Arcade Fire Sets Little Haiti On Fire

By Angela Martoccio

The first time my ears experienced indie rock was when my older sister gave me a copy of Arcade Fire’s Funeral. It was 2006 and I was fifteen.

Seven years later, and I find myself at the Little Haiti Cultural Center, where Arcade Fire is performing the second of two “secret” shows in Miami for their new album, Reflektor. In the way the Beatles took the name Sgt. Peppers Lonely Hearts Club Band, Arcade Fire have mysteriously billed themselves under the Reflektors, and the two shows were sold out in minutes. The attire tonight is formal or costume, and the crowd I’m in is an interesting mixture of the two-earlier. I befriended a girl dressed as a lobster.

I was leaning against the rail of the front row when a tall, hooded figure emerges from backstage. Two holes are cut out around his piercing eyes, while another is cut around his mouth, where he’s sipping on a cup of tea. He approaches the rail and starts making conversation with a few concertgoers.
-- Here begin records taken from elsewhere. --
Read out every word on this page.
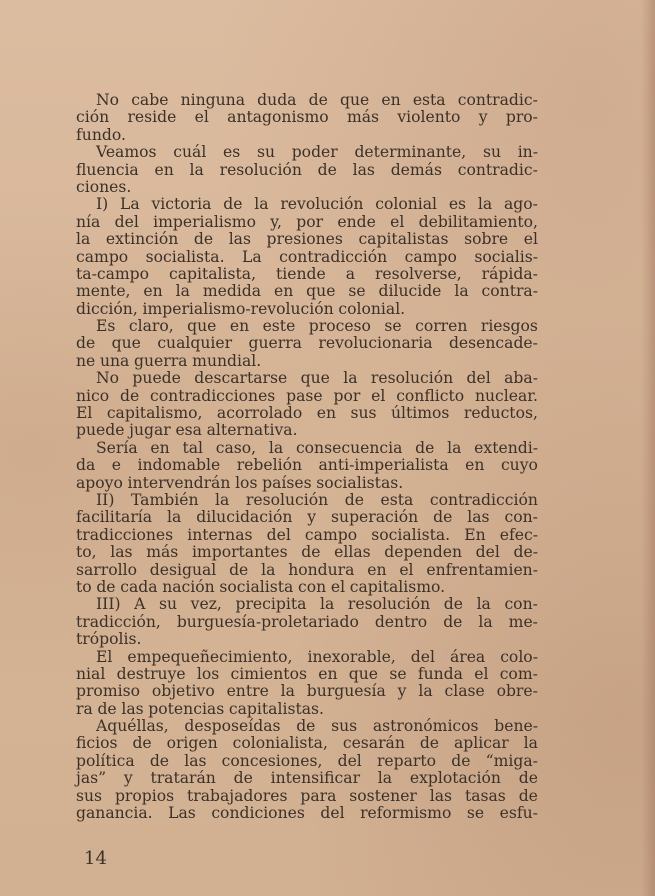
No cabe ninguna duda de que en esta contradic-
ción reside el antagonismo más violento y pro-
fundo.
Veamos cuál es su poder determinante, su in-
fluencia en la resolución de las demás contradic-
ciones.
I) La victoria de la revolución colonial es la ago-
nía del imperialismo y, por ende el debilitamiento,
la extinción de las presiones capitalistas sobre el
campo socialista. La contradicción campo socialis-
ta-campo capitalista, tiende a resolverse, rápida-
mente, en la medida en que se dilucide la contra-
dicción, imperialismo-revolución colonial.
Es claro, que en este proceso se corren riesgos
de que cualquier guerra revolucionaria desencade-
ne una guerra mundial.
No puede descartarse que la resolución del aba-
nico de contradicciones pase por el conflicto nuclear.
El capitalismo, acorrolado en sus últimos reductos,
puede jugar esa alternativa.
Sería en tal caso, la consecuencia de la extendi-
da e indomable rebelión anti-imperialista en cuyo
apoyo intervendrán los países socialistas.
II) También la resolución de esta contradicción
facilitaría la dilucidación y superación de las con-
tradicciones internas del campo socialista. En efec-
to, las más importantes de ellas dependen del de-
sarrollo desigual de la hondura en el enfrentamien-
to de cada nación socialista con el capitalismo.
III) A su vez, precipita la resolución de la con-
tradicción, burguesía-proletariado dentro de la me-
trópolis.
El empequeñecimiento, inexorable, del área colo-
nial destruye los cimientos en que se funda el com-
promiso objetivo entre la burguesía y la clase obre-
ra de las potencias capitalistas.
Aquéllas, desposeídas de sus astronómicos bene-
ficios de origen colonialista, cesarán de aplicar la
política de las concesiones, del reparto de “miga-
jas” y tratarán de intensificar la explotación de
sus propios trabajadores para sostener las tasas de
ganancia. Las condiciones del reformismo se esfu-
14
I know within seconds this is Win Butler, co-founder and lead vocalist of Arcade Fire. 

My first instinct is to take a photo, but as I pull out my cellphone to do so I quickly change my mind, thinking he might notice. Of course he did. As I look back up at him, his eyes are directly on me, and I feel my face burn up in embarrassment. I awkwardly turn my phone over several times in my sweaty palms. Just as I try to look away, he pulls out his hand and shakes mine, and asks me how I’m doing. A few minutes later he returns backstage, and the crowd is whispering and exchanging excited banter.

While waiting for the show to start, a Haitian rara band is in the middle of the crowd. Haitian flags fly high up in the air while the paintings on the walls darken in the setting sun. It doesn’t feel like I’m in Miami right now, and the breeze that flows through the outdoor stage isn’t helping. It deems appropriate that Arcade Fire have chosen to perform in Little Haiti tonight. Not only is Regine Chassagne—Butler’s wife and the other co-founder of Arcade Fire—of Haitian descent, but the band recently spent a great deal of time in Haiti and Jamaica, immersing themselves in the Caribbean culture. 
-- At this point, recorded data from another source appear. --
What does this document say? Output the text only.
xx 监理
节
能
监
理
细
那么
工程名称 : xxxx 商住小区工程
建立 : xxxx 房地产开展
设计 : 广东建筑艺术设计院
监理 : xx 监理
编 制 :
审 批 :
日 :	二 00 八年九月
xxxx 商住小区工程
“I heard you can dance here,” Butler declares to the crowd. An hour and a half later,  Butler and the rest of the 10-piece band—Chassagne, his brother Will Butler, Richard Reed Parry, Tim Kingsbury, Sarah Neufeld and Jeremy Gara, as well as Owen Pallett and two

percussionist—arrive onstage. Win is not drinking tea anymore, he’s taking swigs from a Stella Artois and dancing as they open with “Reflektor,” the seven minute and 34 second shimmering masterpiece of a single.

Many of the members of the band are multi-instrumentalists. All of them perform with such fluidity; it looks more like if they’re underwater than on land as they constantly dance and alternate positions and instruments with each song, keeping the crowd on their feet. Will is the prime example of this: one second you’ll see him at the keyboard, and the next he’s playing guitar alongside his brother. His location on the stage is ever changing, yet his presence is so vital it’s as if he’s the blood that runs through the veins of the group.
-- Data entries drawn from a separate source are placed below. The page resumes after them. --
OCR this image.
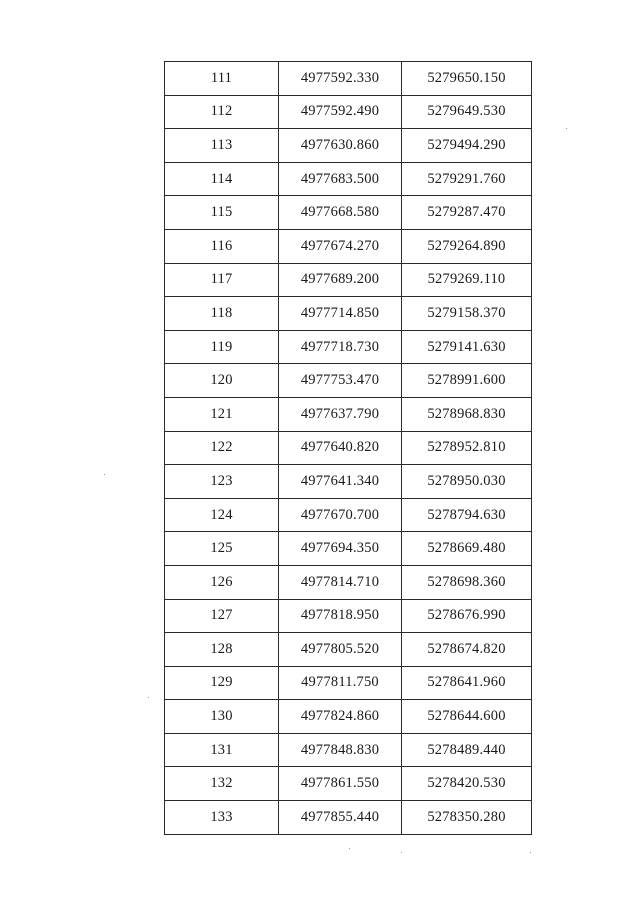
111	4977592.330	5279650.150
112	4977592.490	5279649.530
113	4977630.860	5279494.290
114	4977683.500	5279291.760
115	4977668.580	5279287.470
116	4977674.270	5279264.890
117	4977689.200	5279269.110
118	4977714.850	5279158.370
119	4977718.730	5279141.630
120	4977753.470	5278991.600
121	4977637.790	5278968.830
122	4977640.820	5278952.810
123	4977641.340	5278950.030
124	4977670.700	5278794.630
125	4977694.350	5278669.480
126	4977814.710	5278698.360
127	4977818.950	5278676.990
128	4977805.520	5278674.820
129	4977811.750	5278641.960
130	4977824.860	5278644.600
131	4977848.830	5278489.440
132	4977861.550	5278420.530
133	4977855.440	5278350.280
A majority of the setlist consisted of new material from Reflektor, such as “Here Comes the Night Time”, in which Win announced, “We are unfortunately running out of time. So if you’ve been holding back, this is the moment to let you know that we’re gonna dance now.” Only three were previous songs, in which Win announced that the Reflektors were covering songs from a band called Arcade Fire. “Sprawl II (Mountains Beyond Mountains)” from 2010’s The Suburbs was mesmerizing each time Chassagne danced and sang in high-pitched vocals the lyrics “I need the darkness, someone please cut the lights,” everything went pitch black, sending chills down my spine.

Win and Chassagne thank the crowd several times throughout the night in English, Spanish and Creole. 

“We wouldn’t have been able to make this album without Haiti,” Win said toward the end of the show.

Proceeds from the show were given to the Little Haiti Cultural Center as well as Partners in Health.